O impressionante sucesso do Brasil em reduzir a pobreza fala por si mesmo. Partindo de uma base de estabilidade macroeconômica e instituições democráticas estáveis, Luís Inácio Lula da Silva, que foi presidente de 2003 a 2010, liderou o mais impressionante período de mobilidade social da memória viva da América Latina.
Enquanto milhões de brasileiros ascenderam à classe média, os excessos autocráticos de Chávez começaram a aparecer aos venezuelanos como desnecessários e indesculpáveis. O Sr. da Silva e sua sucessora, Dilma Rousseff, mostraram que, para lutar contra a pobreza, um país não precisa investir contra as cortes, expurgar o exército ou politizar o banco central. O Brasil prova isso, dia após dia.
Não foram apenas as instituições democráticas que sofreram por conta do radicalismo de Chávez; a economia também sofreu. A tradicional dependência venezuelana das exportações de petróleo se agravou, com 96 por cento da receita de exportação vindo agora da indústria petrolífera, acima dos 67 por cento de quando Chávez assumiu o cargo. Siderúrgicas nacionalizadas produzem uma fração do que haviam planejado, forçando o Estado a importar a diferença. E serviços de eletricidade nacionalizados empurram o país para a escuridão várias vezes por semana. O contraste com a economia brasileira de alta tecnologia, empreendedora e orientada para a exportação não poderia ser maior.
Apesar de todo o papo de transformação radical, as estatísticas venezuelanas de mortalidade infantil e analfabetismo adulto não melhoraram mais rapidamente em seu governo do que melhoraram nas várias décadas antes de ele chegar ao poder.
Com as instituições de vigilância neutralizadas, o presidente atualmente lidera o país como um feudo pessoal: expropriando empresas ao bel prazer e decidindo quem vai para a prisão.

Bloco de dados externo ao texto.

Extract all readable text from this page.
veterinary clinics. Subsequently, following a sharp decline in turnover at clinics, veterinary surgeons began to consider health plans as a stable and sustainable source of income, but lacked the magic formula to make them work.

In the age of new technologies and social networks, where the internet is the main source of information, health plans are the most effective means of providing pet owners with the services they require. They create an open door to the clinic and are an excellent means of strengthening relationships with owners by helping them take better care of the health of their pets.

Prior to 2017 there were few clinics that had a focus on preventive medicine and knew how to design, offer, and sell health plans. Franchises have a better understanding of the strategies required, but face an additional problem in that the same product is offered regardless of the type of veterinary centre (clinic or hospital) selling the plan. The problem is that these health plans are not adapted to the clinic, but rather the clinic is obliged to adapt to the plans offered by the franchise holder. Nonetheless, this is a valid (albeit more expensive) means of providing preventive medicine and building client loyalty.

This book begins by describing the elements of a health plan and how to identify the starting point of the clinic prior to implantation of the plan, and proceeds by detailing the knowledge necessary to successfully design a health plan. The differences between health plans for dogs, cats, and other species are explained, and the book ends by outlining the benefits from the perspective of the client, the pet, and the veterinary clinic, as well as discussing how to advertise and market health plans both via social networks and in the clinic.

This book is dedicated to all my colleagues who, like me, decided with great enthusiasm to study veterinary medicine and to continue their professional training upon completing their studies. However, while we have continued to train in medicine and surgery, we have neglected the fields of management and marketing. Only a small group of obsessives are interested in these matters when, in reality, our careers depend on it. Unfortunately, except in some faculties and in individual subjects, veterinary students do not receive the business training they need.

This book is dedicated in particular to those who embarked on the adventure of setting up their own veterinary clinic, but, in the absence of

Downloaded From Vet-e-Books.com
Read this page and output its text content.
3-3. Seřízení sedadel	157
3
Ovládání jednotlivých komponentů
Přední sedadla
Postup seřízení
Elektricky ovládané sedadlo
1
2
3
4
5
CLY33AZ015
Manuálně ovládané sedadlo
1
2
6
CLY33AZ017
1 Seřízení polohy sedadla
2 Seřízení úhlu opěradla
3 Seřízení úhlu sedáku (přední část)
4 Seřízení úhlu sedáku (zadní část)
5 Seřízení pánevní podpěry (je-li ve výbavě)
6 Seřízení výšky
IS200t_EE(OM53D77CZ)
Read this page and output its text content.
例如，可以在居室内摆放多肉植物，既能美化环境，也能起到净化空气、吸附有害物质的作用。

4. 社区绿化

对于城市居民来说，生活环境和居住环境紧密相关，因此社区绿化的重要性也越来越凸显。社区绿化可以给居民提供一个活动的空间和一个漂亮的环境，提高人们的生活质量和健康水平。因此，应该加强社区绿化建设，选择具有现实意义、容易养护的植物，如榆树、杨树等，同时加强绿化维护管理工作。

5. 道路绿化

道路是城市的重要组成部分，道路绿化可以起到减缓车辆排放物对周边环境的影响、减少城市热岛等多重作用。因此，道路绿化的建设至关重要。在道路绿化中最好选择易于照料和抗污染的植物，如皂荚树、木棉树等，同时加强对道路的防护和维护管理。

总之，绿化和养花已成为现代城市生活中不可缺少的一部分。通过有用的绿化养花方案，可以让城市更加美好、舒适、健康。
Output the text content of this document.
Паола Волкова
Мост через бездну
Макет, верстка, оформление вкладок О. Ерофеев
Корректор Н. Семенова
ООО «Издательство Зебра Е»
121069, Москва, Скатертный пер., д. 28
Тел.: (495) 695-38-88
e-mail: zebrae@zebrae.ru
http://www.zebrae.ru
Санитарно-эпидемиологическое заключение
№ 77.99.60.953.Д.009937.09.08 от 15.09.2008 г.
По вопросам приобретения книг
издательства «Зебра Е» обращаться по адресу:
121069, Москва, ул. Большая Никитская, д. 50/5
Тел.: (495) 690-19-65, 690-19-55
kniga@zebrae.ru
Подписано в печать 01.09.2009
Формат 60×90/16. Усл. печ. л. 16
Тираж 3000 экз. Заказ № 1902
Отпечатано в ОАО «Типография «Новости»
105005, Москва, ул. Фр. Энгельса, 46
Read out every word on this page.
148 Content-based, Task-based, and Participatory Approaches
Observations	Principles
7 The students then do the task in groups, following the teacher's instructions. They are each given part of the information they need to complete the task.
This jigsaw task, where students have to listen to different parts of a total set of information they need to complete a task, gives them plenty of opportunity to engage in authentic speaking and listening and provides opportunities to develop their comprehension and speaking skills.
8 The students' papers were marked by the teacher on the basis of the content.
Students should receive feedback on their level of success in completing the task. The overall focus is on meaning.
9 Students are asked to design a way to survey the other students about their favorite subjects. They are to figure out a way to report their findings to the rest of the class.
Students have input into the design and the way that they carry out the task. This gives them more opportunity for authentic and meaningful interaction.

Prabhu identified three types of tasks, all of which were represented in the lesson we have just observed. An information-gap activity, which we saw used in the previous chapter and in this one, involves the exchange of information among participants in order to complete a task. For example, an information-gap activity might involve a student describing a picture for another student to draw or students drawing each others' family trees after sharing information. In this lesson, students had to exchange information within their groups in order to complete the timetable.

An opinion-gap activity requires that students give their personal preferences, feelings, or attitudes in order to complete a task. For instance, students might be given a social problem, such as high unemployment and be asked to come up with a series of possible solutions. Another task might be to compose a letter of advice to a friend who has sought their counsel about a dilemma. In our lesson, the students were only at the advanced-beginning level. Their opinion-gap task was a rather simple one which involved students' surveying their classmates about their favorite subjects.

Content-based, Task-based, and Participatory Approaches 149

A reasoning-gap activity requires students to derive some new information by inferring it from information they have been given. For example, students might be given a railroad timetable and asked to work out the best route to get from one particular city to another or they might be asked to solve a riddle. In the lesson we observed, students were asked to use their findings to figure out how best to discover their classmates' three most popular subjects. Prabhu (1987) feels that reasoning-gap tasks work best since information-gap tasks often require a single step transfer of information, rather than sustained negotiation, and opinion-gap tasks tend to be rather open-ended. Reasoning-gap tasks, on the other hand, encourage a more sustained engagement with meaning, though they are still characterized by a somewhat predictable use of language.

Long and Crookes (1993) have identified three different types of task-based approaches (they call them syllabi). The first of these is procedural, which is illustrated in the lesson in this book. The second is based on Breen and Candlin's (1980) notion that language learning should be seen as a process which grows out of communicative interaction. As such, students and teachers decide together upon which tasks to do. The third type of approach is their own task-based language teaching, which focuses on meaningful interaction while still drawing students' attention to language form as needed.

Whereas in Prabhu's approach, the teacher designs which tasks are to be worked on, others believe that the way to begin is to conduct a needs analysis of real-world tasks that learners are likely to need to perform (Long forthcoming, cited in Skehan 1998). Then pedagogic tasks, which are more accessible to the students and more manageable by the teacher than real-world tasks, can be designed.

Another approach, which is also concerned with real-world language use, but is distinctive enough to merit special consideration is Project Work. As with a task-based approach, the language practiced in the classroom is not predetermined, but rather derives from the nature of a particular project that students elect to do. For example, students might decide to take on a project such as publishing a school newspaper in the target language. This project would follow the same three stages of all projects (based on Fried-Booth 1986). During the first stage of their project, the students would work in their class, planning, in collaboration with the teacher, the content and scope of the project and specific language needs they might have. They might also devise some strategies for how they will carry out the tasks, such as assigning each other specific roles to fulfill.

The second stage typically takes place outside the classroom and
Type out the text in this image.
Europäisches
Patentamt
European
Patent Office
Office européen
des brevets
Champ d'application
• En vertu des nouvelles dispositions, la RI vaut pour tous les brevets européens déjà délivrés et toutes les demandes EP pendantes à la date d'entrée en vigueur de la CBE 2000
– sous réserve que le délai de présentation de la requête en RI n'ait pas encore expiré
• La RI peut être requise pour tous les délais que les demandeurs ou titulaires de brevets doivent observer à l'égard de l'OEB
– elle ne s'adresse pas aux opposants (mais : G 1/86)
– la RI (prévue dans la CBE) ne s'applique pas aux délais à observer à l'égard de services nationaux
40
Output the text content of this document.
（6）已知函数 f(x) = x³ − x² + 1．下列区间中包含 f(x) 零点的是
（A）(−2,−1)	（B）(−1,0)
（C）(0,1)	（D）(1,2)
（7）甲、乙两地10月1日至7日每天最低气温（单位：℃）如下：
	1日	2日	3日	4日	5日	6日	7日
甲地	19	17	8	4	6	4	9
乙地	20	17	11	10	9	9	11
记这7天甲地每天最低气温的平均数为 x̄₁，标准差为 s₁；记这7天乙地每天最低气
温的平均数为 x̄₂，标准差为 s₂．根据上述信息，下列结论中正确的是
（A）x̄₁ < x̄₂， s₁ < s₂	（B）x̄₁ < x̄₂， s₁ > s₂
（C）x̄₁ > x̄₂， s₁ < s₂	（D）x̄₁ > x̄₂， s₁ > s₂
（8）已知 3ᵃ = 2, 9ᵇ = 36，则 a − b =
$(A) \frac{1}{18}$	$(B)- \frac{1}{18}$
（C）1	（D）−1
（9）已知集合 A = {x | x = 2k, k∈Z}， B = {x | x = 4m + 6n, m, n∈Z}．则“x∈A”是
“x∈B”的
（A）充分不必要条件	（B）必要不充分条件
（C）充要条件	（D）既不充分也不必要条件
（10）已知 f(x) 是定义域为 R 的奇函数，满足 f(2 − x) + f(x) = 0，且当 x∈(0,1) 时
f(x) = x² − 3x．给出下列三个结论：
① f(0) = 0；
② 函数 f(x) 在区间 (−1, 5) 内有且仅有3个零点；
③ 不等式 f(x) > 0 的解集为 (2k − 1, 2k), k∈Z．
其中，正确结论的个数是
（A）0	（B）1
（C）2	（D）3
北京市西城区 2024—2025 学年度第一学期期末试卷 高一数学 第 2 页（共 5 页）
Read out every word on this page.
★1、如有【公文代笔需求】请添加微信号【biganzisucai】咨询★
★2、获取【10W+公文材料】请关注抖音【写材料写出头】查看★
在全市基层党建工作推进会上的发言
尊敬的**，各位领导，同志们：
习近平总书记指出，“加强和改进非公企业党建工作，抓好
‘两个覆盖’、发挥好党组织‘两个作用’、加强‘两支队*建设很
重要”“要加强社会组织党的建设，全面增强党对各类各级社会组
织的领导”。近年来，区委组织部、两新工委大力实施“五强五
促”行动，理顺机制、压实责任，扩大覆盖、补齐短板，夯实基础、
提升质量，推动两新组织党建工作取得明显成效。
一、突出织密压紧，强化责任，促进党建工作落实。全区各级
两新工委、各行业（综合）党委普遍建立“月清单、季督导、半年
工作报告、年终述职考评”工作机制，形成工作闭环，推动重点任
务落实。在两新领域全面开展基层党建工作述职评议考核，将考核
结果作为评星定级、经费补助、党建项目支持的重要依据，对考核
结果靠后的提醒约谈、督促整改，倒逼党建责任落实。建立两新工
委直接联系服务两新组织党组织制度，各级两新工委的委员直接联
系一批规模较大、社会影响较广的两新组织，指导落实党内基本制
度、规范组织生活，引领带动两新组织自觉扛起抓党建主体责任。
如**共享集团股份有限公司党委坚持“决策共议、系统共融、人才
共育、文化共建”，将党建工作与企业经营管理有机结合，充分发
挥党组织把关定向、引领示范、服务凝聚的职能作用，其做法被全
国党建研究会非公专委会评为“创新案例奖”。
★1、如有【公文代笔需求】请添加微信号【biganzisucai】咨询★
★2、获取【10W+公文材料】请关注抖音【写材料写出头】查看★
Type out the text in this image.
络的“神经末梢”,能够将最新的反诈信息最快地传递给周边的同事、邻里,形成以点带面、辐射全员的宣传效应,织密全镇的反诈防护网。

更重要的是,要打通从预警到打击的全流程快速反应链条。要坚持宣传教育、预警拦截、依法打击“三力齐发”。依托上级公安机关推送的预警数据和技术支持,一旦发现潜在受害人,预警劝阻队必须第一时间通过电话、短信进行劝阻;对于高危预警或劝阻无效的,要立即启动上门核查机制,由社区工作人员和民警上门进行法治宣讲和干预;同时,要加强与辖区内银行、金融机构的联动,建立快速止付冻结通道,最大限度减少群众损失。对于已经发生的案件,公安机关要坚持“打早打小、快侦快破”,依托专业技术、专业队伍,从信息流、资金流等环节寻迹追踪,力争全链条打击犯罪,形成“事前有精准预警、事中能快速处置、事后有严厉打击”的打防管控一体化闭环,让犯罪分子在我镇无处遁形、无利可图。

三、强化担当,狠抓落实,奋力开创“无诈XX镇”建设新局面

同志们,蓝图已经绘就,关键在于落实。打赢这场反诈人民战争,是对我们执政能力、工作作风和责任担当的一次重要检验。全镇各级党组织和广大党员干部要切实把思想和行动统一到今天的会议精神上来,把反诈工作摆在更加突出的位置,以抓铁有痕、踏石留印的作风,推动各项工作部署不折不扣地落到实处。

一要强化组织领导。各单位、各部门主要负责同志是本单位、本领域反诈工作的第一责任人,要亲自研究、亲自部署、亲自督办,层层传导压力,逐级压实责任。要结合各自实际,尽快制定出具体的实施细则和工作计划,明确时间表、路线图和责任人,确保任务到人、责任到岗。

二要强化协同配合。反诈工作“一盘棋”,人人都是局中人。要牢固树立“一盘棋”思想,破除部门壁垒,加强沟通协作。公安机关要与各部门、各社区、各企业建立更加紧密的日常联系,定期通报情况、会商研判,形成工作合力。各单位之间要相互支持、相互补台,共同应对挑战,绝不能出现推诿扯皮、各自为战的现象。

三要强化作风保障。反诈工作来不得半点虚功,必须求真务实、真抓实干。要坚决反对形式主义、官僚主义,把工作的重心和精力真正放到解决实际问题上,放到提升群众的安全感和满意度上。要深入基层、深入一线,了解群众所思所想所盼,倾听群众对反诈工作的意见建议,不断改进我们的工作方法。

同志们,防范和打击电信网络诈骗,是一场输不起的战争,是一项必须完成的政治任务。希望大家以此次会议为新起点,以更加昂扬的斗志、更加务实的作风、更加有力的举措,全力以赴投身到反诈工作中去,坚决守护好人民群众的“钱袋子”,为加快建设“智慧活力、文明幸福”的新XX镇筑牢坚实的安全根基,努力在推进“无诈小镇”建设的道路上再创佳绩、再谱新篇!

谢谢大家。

Juízes que decidem contra os desejos do governo são rotineiramente demitidos, e um já foi preso. O socialismo estilo Chávez parece como o pior dos dois mundos: tanto mais autoritário e menos efetivo em reduzir a pobreza do que a alternativa brasileira.
E a região percebeu isso. O momento chave veio em abril de 2011, quando Ollanta Humala venceu a presidência peruana. Há muito visto como o mais radical da nova leva de líderes da América Latina, o Sr. Humala concorreu em 2006 com um projeto ao estilo de Chávez, e perdeu. Ano passado, ele viu o rumo em que o vento estava soprando, se refez à imagem de um moderado brasileiro, venceu o pleito e passou a governar – até aqui, com sucesso – em um molde brasileiro.
Agora, numa indignidade final, o Sr. Chávez está enfrentando uma corrida de reeleição apertada contra Henrique Capriles Radonski, um governador progressista de 40 anos que exalta as virtudes do modelo brasileiro.
Embora o governo de Chávez tenha feito o seu melhor para pintar uma caricatura do Sr. Capriles como um oligarca direitista à moda antiga, ele sem dúvida faz parte do modelo centro-esquerdista brasileiro: Capriles se lança como um reformador ambicioso mas pragmático, comprometido em acabar com os excessos autoritários da era Chávez.
O resto da América Latina já passou pela batalha ideológica em que a Venezuela continua presa. No geral, as outras nações fizeram sua escolha. A verdadeira questão na eleição de amanhã é se a Venezuela se juntará ao consenso hemisférico agora ou mais tarde.